Usut Dugaan Korupsi TPP & Insentif Guru, Kejati Kaltim Geledah Disdikbud Kukar
Special Plan menjadi fokus utama dalam penyelidikan yang dilakukan Kejati Kaltim terhadap Dinas Pendidikan dan Kebudayaan Kabupaten Kutai Kartanegara. Penyelidikan ini bertujuan untuk mengungkap kasus dugaan korupsi terkait dana tambahan penghasilan pegawai (TPP) yang diberikan kepada guru ASN dan dana insentif bagi guru non-ASN. Dalam Special Plan ini, tim penyidik memperketat pengawasan terhadap penggunaan dana pendidikan sejak tahun 2020 hingga 2025, dengan menggali indikasi manipulasi dalam proses pembayaran dan distribusi dana tersebut.
Penyelidikan Khusus di Kantor Disdikbud Kukar
Penggeledahan dilakukan di Kantor Dinas Pendidikan dan Kebudayaan Kabupaten Kutai Kartanegara, Samarinda, dengan target mengumpulkan bukti yang menyiratkan penyalahgunaan dana. Fokus utama dalam Special Plan ini adalah mengidentifikasi adanya kesenjangan dalam pengelolaan dana pendidikan, terutama dalam penggunaan TPP dan insentif guru. Tim penyidik menyisir area strategis seperti ruang administrasi dan unit keuangan untuk menemukan dokumen yang mungkin menjadi saksi bisu penyimpangan.
“Penggeledahan dan penyitaan barang bukti ini bertujuan untuk menelusuri tuntas penyalahgunaan dana yang seharusnya diberikan sebagai keuntungan bagi para guru,” tutur Toni Yuswanto, Kepala Seksi Penerangan Hukum Kejati Kaltim.
Dalam Special Plan ini, penyelidikan tidak hanya melibatkan pemeriksaan dokumen fisik, tetapi juga perangkat elektronik seperti komputer dan laptop.
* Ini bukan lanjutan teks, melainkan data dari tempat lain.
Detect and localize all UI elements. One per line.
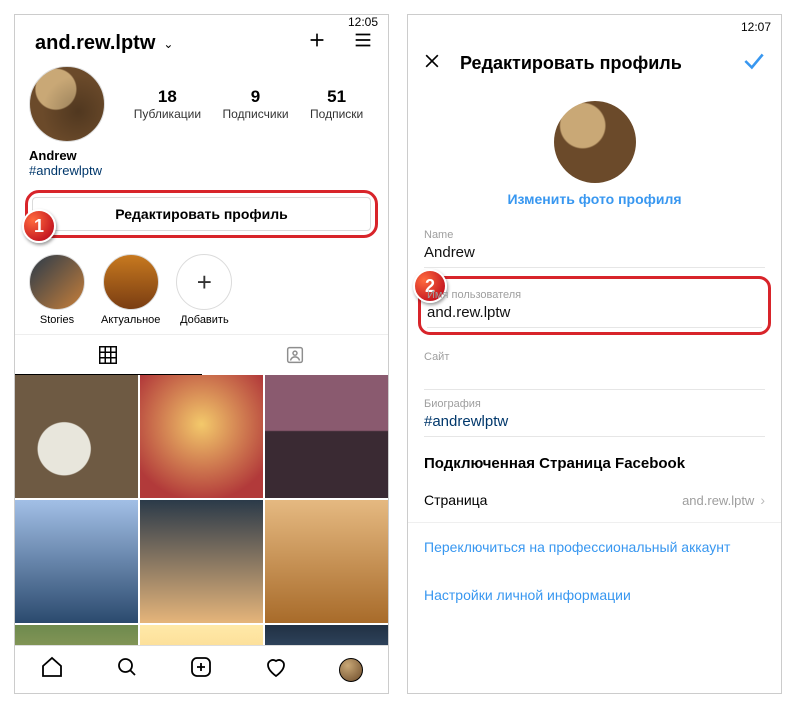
clock: 12:05: [348, 15, 378, 29]
search-icon[interactable]: [115, 655, 139, 684]
stat-following[interactable]: 51 Подписки: [310, 87, 363, 121]
edit-fields: Name Andrew 2 Имя пользователя and.rew.l…: [408, 221, 781, 437]
post-thumb[interactable]: [140, 500, 263, 623]
plus-icon: +: [176, 254, 232, 310]
display-name: Andrew: [29, 148, 374, 163]
highlight-stories[interactable]: Stories: [29, 254, 85, 326]
profile-icon[interactable]: [339, 658, 363, 682]
highlight-add[interactable]: +Добавить: [176, 254, 232, 326]
stat-followers[interactable]: 9 Подписчики: [223, 87, 289, 121]
post-thumb[interactable]: [15, 375, 138, 498]
edit-profile-screen: 12:07 Редактировать профиль Изменить фот…: [407, 14, 782, 694]
website-field[interactable]: Сайт: [424, 343, 765, 390]
highlight-actual[interactable]: Актуальное: [101, 254, 160, 326]
post-thumb[interactable]: [265, 375, 388, 498]
new-post-icon[interactable]: [189, 655, 213, 684]
fb-section-header: Подключенная Страница Facebook: [408, 437, 781, 478]
confirm-icon[interactable]: [741, 48, 767, 79]
create-icon[interactable]: [306, 29, 328, 58]
profile-header: and.rew.lptw ⌄: [15, 29, 388, 58]
stat-posts[interactable]: 18 Публикации: [134, 87, 201, 121]
bio-hashtag[interactable]: #andrewlptw: [29, 163, 374, 178]
status-bar: 12:07: [408, 15, 781, 39]
activity-icon[interactable]: [264, 655, 288, 684]
profile-tabs: [15, 334, 388, 375]
bottom-nav: [15, 645, 388, 693]
post-thumb[interactable]: [140, 375, 263, 498]
avatar[interactable]: [554, 101, 636, 183]
chevron-right-icon: ›: [760, 492, 765, 508]
tab-tagged[interactable]: [202, 335, 389, 375]
home-icon[interactable]: [40, 655, 64, 684]
switch-pro-link[interactable]: Переключиться на профессиональный аккаун…: [408, 523, 781, 571]
callout-1: Редактировать профиль 1: [25, 190, 378, 238]
profile-screen: 12:05 and.rew.lptw ⌄ 18 Публикации 9 Под…: [14, 14, 389, 694]
close-icon[interactable]: [422, 51, 442, 76]
edit-title: Редактировать профиль: [460, 53, 682, 74]
name-field[interactable]: Name Andrew: [424, 221, 765, 268]
edit-header: Редактировать профиль: [408, 39, 781, 87]
callout-badge-1: 1: [22, 209, 56, 243]
facebook-page-row[interactable]: Страница and.rew.lptw ›: [408, 478, 781, 523]
change-photo-link[interactable]: Изменить фото профиля: [408, 191, 781, 221]
username[interactable]: and.rew.lptw: [35, 32, 155, 55]
callout-2: 2 Имя пользователя and.rew.lptw: [418, 276, 771, 335]
status-bar: 12:05: [15, 15, 388, 29]
post-thumb[interactable]: [265, 500, 388, 623]
bio: Andrew #andrewlptw: [15, 144, 388, 184]
post-thumb[interactable]: [15, 500, 138, 623]
clock: 12:07: [741, 20, 771, 34]
edit-profile-button[interactable]: Редактировать профиль: [32, 197, 371, 231]
tab-grid[interactable]: [15, 335, 202, 375]
menu-icon[interactable]: [352, 29, 374, 58]
chevron-down-icon[interactable]: ⌄: [163, 37, 173, 51]
username-field[interactable]: Имя пользователя and.rew.lptw: [427, 281, 762, 328]
bio-field[interactable]: Биография #andrewlptw: [424, 390, 765, 437]
personal-info-link[interactable]: Настройки личной информации: [408, 571, 781, 619]
highlights-row: Stories Актуальное +Добавить: [15, 244, 388, 334]
avatar[interactable]: [29, 66, 105, 142]
stats-row: 18 Публикации 9 Подписчики 51 Подписки: [15, 58, 388, 144]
Toni menambahkan bahwa tim penyidik mengambil langkah-langkah khusus untuk memastikan tidak ada dokumen penting yang disimpan secara tersembunyi atau diubah. Tindakan ini diharapkan dapat mengungkap pola korupsi yang dilakukan di tingkat daerah.
Tindakan Penguasaan dan Keterlibatan Pihak Terkait
Dinas Pendidikan dan Kebudayaan Kabupaten Kutai Kartanegara diduga terlibat dalam pengalihan dana yang tidak sesuai dengan ketentuan. Menurut Toni, dana tambahan penghasilan dan insentif guru yang dikelola melalui Special Plan menjadi sasaran utama karena nilai totalnya mencapai miliaran rupiah. Selama penyelidikan, tim menemukan adanya perubahan data yang tidak jelas, seperti penambahan nama guru atau pengeditan jumlah penghasilan yang tidak sesuai dengan peraturan.
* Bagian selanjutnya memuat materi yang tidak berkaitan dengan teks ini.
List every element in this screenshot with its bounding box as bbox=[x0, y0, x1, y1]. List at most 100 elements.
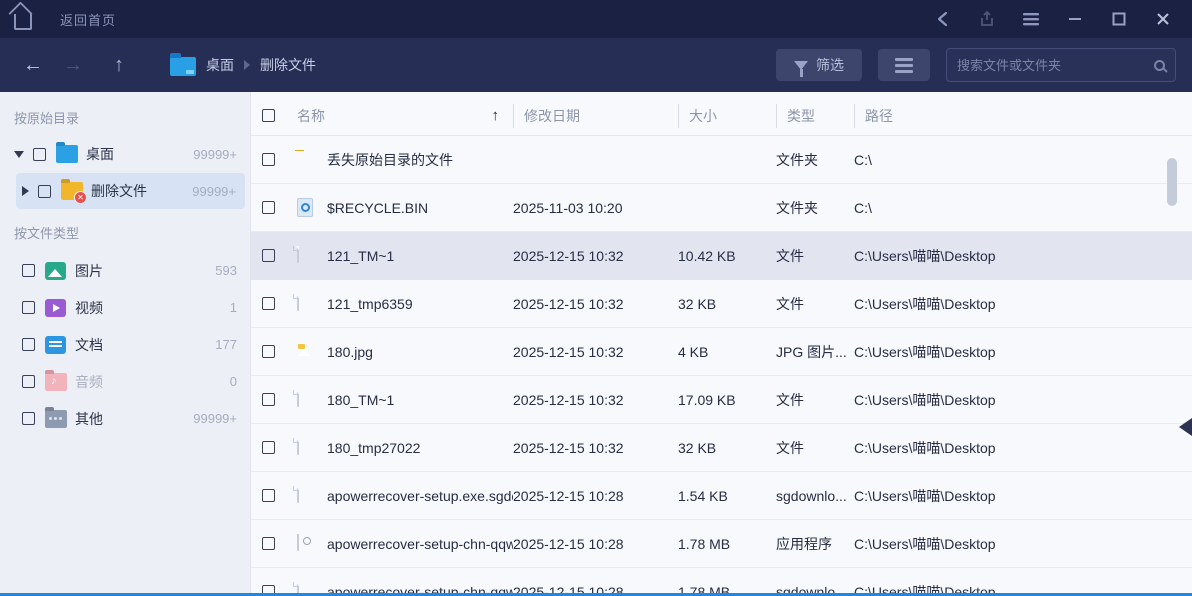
column-header-path[interactable]: 路径 bbox=[854, 96, 1192, 135]
sidebar-item-label: 视频 bbox=[75, 298, 103, 318]
file-path: C:\Users\喵喵\Desktop bbox=[854, 486, 1192, 506]
checkbox[interactable] bbox=[262, 441, 275, 454]
sort-ascending-icon[interactable]: ↑ bbox=[492, 107, 500, 124]
file-date: 2025-12-15 10:32 bbox=[513, 392, 678, 408]
item-count: 1 bbox=[230, 300, 237, 315]
checkbox[interactable] bbox=[262, 249, 275, 262]
checkbox[interactable] bbox=[262, 297, 275, 310]
checkbox[interactable] bbox=[22, 301, 35, 314]
filter-button[interactable]: 筛选 bbox=[776, 49, 862, 81]
checkbox[interactable] bbox=[262, 393, 275, 406]
file-date: 2025-12-15 10:32 bbox=[513, 344, 678, 360]
caret-right-icon[interactable] bbox=[22, 186, 29, 196]
file-path: C:\ bbox=[854, 152, 1192, 168]
table-row[interactable]: 121_tmp6359 2025-12-15 10:32 32 KB 文件 C:… bbox=[251, 280, 1192, 328]
recycle-bin-icon bbox=[297, 198, 313, 217]
item-count: 0 bbox=[230, 374, 237, 389]
table-row[interactable]: $RECYCLE.BIN 2025-11-03 10:20 文件夹 C:\ bbox=[251, 184, 1192, 232]
folder-icon bbox=[56, 145, 78, 163]
file-date: 2025-12-15 10:32 bbox=[513, 296, 678, 312]
search-icon[interactable] bbox=[1154, 60, 1165, 71]
table-row[interactable]: 丢失原始目录的文件 文件夹 C:\ bbox=[251, 136, 1192, 184]
sidebar-item-desktop[interactable]: 桌面 99999+ bbox=[0, 137, 250, 171]
sidebar-item-audio[interactable]: ♪ 音频 0 bbox=[0, 363, 250, 400]
search-input[interactable] bbox=[957, 58, 1154, 73]
maximize-icon[interactable] bbox=[1104, 6, 1134, 32]
menu-icon[interactable] bbox=[1016, 6, 1046, 32]
file-icon bbox=[297, 390, 299, 407]
column-header-type[interactable]: 类型 bbox=[776, 96, 854, 135]
table-row[interactable]: 180_TM~1 2025-12-15 10:32 17.09 KB 文件 C:… bbox=[251, 376, 1192, 424]
file-icon bbox=[297, 246, 299, 263]
file-type: 文件 bbox=[776, 246, 854, 266]
forward-button[interactable]: → bbox=[56, 54, 90, 77]
file-name: 180.jpg bbox=[327, 344, 373, 360]
sidebar-item-deleted-files[interactable]: ✕ 删除文件 99999+ bbox=[16, 173, 245, 209]
sidebar-item-others[interactable]: 其他 99999+ bbox=[0, 400, 250, 437]
table-row[interactable]: apowerrecover-setup-chn-qqw... 2025-12-1… bbox=[251, 568, 1192, 596]
file-name: 丢失原始目录的文件 bbox=[327, 150, 453, 170]
file-size: 10.42 KB bbox=[678, 248, 776, 264]
checkbox[interactable] bbox=[38, 185, 51, 198]
file-size: 1.78 MB bbox=[678, 536, 776, 552]
breadcrumb-deleted-files[interactable]: 删除文件 bbox=[260, 55, 316, 75]
table-header: 名称 ↑ 修改日期 大小 类型 路径 bbox=[251, 96, 1192, 136]
file-name: 121_TM~1 bbox=[327, 248, 394, 264]
checkbox[interactable] bbox=[22, 264, 35, 277]
file-name: 180_TM~1 bbox=[327, 392, 394, 408]
breadcrumb: 桌面 删除文件 bbox=[170, 54, 316, 76]
table-row-selected[interactable]: 121_TM~1 2025-12-15 10:32 10.42 KB 文件 C:… bbox=[251, 232, 1192, 280]
view-menu-button[interactable] bbox=[878, 49, 930, 81]
breadcrumb-desktop[interactable]: 桌面 bbox=[206, 55, 234, 75]
select-all-checkbox[interactable] bbox=[262, 109, 275, 122]
table-row[interactable]: 180_tmp27022 2025-12-15 10:32 32 KB 文件 C… bbox=[251, 424, 1192, 472]
file-size: 32 KB bbox=[678, 440, 776, 456]
home-button[interactable]: 返回首页 bbox=[14, 8, 116, 30]
close-icon[interactable] bbox=[1148, 6, 1178, 32]
file-type: 文件夹 bbox=[776, 150, 854, 170]
deleted-folder-icon: ✕ bbox=[61, 182, 83, 200]
column-header-date[interactable]: 修改日期 bbox=[513, 96, 678, 135]
file-date: 2025-12-15 10:28 bbox=[513, 488, 678, 504]
share-icon[interactable] bbox=[928, 6, 958, 32]
home-icon bbox=[14, 14, 32, 30]
sidebar: 按原始目录 桌面 99999+ ✕ 删除文件 99999+ 按文件类型 图片 bbox=[0, 92, 251, 596]
checkbox[interactable] bbox=[33, 148, 46, 161]
sidebar-item-documents[interactable]: 文档 177 bbox=[0, 326, 250, 363]
column-header-size[interactable]: 大小 bbox=[678, 96, 776, 135]
minimize-icon[interactable] bbox=[1060, 6, 1090, 32]
checkbox[interactable] bbox=[262, 345, 275, 358]
file-type: JPG 图片... bbox=[776, 342, 854, 362]
sidebar-item-images[interactable]: 图片 593 bbox=[0, 252, 250, 289]
table-row[interactable]: apowerrecover-setup.exe.sgdo... 2025-12-… bbox=[251, 472, 1192, 520]
funnel-icon bbox=[794, 61, 808, 70]
file-name: $RECYCLE.BIN bbox=[327, 200, 428, 216]
checkbox[interactable] bbox=[262, 201, 275, 214]
file-icon bbox=[297, 486, 299, 503]
item-count: 99999+ bbox=[193, 411, 237, 426]
caret-down-icon[interactable] bbox=[14, 151, 24, 158]
file-path: C:\Users\喵喵\Desktop bbox=[854, 438, 1192, 458]
file-type: 文件 bbox=[776, 294, 854, 314]
checkbox[interactable] bbox=[22, 412, 35, 425]
collapse-panel-arrow-icon[interactable] bbox=[1179, 418, 1192, 436]
checkbox[interactable] bbox=[262, 537, 275, 550]
checkbox[interactable] bbox=[22, 375, 35, 388]
sidebar-item-videos[interactable]: 视频 1 bbox=[0, 289, 250, 326]
up-button[interactable]: ↑ bbox=[102, 54, 136, 77]
toolbar: ← → ↑ 桌面 删除文件 筛选 bbox=[0, 38, 1192, 92]
item-count: 99999+ bbox=[193, 147, 237, 162]
back-button[interactable]: ← bbox=[16, 54, 50, 77]
checkbox[interactable] bbox=[262, 153, 275, 166]
export-icon[interactable] bbox=[972, 6, 1002, 32]
vertical-scrollbar[interactable] bbox=[1167, 158, 1177, 206]
checkbox[interactable] bbox=[262, 489, 275, 502]
checkbox[interactable] bbox=[22, 338, 35, 351]
item-count: 99999+ bbox=[192, 184, 236, 199]
table-row[interactable]: apowerrecover-setup-chn-qqw... 2025-12-1… bbox=[251, 520, 1192, 568]
column-header-name[interactable]: 名称 ↑ bbox=[251, 96, 513, 135]
sidebar-item-label: 音频 bbox=[75, 372, 103, 392]
file-type: 文件 bbox=[776, 390, 854, 410]
file-path: C:\Users\喵喵\Desktop bbox=[854, 246, 1192, 266]
table-row[interactable]: 180.jpg 2025-12-15 10:32 4 KB JPG 图片... … bbox=[251, 328, 1192, 376]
βKami mengumpulkan bukti untuk memperjelas tindak pidana yang terjadi sesuai amanat Pasal 112 UU No. 20 Tahun 2025 tentang KUHAP,β tambah Toni.
Dalam Special Plan ini, Kejati Kaltim juga bekerja sama dengan instansi terkait seperti BPKP dan auditor eksternal untuk memastikan proses penggunaan dana yang transparan. Penyelidikan ini dianggap penting karena dana pendidikan merupakan salah satu sumber utama pengembangan sistem pendidikan daerah. Jika terbukti adanya korupsi, maka Special Plan ini akan menjadi langkah nyata dalam memperbaiki pengelolaan dana.
Special Plan dalam penyelidikan Kejati Kaltim bukan hanya terfokus pada kecurangan keuangan, tetapi juga melibatkan pemeriksaan terhadap kebijakan internal Disdikbud Kukar. Hasil dari penyelidikan ini akan menjadi dasar untuk menentukan apakah ada pelanggaran tindak pidana korupsi, dan jika ya, siapa saja yang terlibat. Penyelidikan ini juga diharapkan mampu memberikan pelajaran bagi pihak-pihak yang terlibat dalam pengelolaan dana pendidikan.
Kasus korupsi dalam Special Plan ini mengemuka setelah muncul laporan dari masyarakat dan pegawai yang memperhatikan adanya perbedaan antara jumlah dana yang dialokasikan dan realisasi penggunaannya. Dengan mengungkap kasus ini, Kejati Kaltim berupaya memperkuat pengawasan terhadap program-program pemerintah, terutama dalam bidang pendidikan. Jika terbukti adanya korupsi, maka dana yang terkait akan dipulihkan dan pelaku akan dikenai sanksi hukum sesuai ketentuan.